In the past few weeks, there have been quite a few articles and interviews siren calling the coming disruption from AI to jobs, industries, and society. These warnings echo like a persistent alarm, growing louder with each technological breakthrough. I am certainly not here to dispel the possible upending of what we know. It may be a time of mass disruption and uncertainty if not managed well. 

But I want to refocus on what that siren call might be drowning out: the power of the arts, community, and collective experiences of pure joy that can become the economic foundation of our future work lives. 

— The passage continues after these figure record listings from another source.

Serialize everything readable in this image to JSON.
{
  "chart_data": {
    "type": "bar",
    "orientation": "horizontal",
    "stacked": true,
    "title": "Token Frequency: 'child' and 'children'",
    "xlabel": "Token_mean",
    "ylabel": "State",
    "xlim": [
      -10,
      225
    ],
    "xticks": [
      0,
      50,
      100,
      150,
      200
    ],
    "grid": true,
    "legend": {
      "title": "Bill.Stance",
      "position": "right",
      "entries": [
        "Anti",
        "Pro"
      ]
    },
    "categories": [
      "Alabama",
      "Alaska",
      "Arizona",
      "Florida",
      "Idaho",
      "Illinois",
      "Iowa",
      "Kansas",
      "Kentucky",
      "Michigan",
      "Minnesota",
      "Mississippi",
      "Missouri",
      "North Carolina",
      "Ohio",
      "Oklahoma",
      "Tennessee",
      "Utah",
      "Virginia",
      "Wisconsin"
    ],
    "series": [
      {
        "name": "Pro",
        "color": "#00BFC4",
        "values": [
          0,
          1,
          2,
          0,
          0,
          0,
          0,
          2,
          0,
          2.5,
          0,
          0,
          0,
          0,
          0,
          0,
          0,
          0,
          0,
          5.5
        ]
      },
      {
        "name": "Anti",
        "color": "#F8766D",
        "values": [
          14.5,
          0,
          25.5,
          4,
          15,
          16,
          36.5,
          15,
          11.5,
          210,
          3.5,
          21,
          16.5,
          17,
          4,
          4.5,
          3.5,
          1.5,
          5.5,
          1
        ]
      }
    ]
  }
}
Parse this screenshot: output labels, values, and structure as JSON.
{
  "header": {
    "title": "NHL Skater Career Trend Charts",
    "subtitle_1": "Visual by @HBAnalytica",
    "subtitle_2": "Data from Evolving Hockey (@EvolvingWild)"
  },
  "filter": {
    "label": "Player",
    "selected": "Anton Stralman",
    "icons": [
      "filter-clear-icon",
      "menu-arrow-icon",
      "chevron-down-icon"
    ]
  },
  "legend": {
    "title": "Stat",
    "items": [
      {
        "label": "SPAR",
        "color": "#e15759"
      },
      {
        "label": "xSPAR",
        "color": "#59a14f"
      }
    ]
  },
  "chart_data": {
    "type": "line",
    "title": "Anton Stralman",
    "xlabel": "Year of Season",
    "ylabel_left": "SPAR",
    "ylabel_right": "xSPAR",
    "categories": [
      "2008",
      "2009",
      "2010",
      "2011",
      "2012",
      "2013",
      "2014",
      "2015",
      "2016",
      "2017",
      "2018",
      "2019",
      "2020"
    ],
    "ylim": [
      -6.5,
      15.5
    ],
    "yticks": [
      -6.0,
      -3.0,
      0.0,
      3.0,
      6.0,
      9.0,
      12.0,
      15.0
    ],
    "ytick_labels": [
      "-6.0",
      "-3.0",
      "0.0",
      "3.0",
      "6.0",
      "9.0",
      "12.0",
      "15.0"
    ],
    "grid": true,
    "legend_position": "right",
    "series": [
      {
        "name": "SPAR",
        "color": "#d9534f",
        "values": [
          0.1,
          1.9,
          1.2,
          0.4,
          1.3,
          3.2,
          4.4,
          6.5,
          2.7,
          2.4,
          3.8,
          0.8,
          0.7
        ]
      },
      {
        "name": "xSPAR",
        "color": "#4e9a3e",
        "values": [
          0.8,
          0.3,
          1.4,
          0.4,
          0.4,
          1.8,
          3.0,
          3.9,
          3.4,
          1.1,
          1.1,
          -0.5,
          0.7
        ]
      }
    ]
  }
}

Consider how this might function in practice. As AI handles more routine cognitive tasks, human work could shift toward roles that require cultural fluency, emotional intelligence, and the ability to create meaningful shared experiences. Event curators who understand the dynamics of community building. Facilitators who can guide groups through creative processes that generate both personal fulfillment and economic value. Artists who don’t just create objects, but design experiences that help communities process change and build resilience. 

The magic I felt at First Avenue wasn’t just entertainment – it was a form of collective meaning-making and remembrance that no algorithm could orchestrate. This suggests that our economic future might not be about competing with AI but about doubling down on the human capacity to create connection, meaning, and joy together. 

The question isn’t whether AI will disrupt our work. The question is whether we’ll recognize that our most human qualities – our ability to create transcendent moments together – might be exactly what the future economy needs most.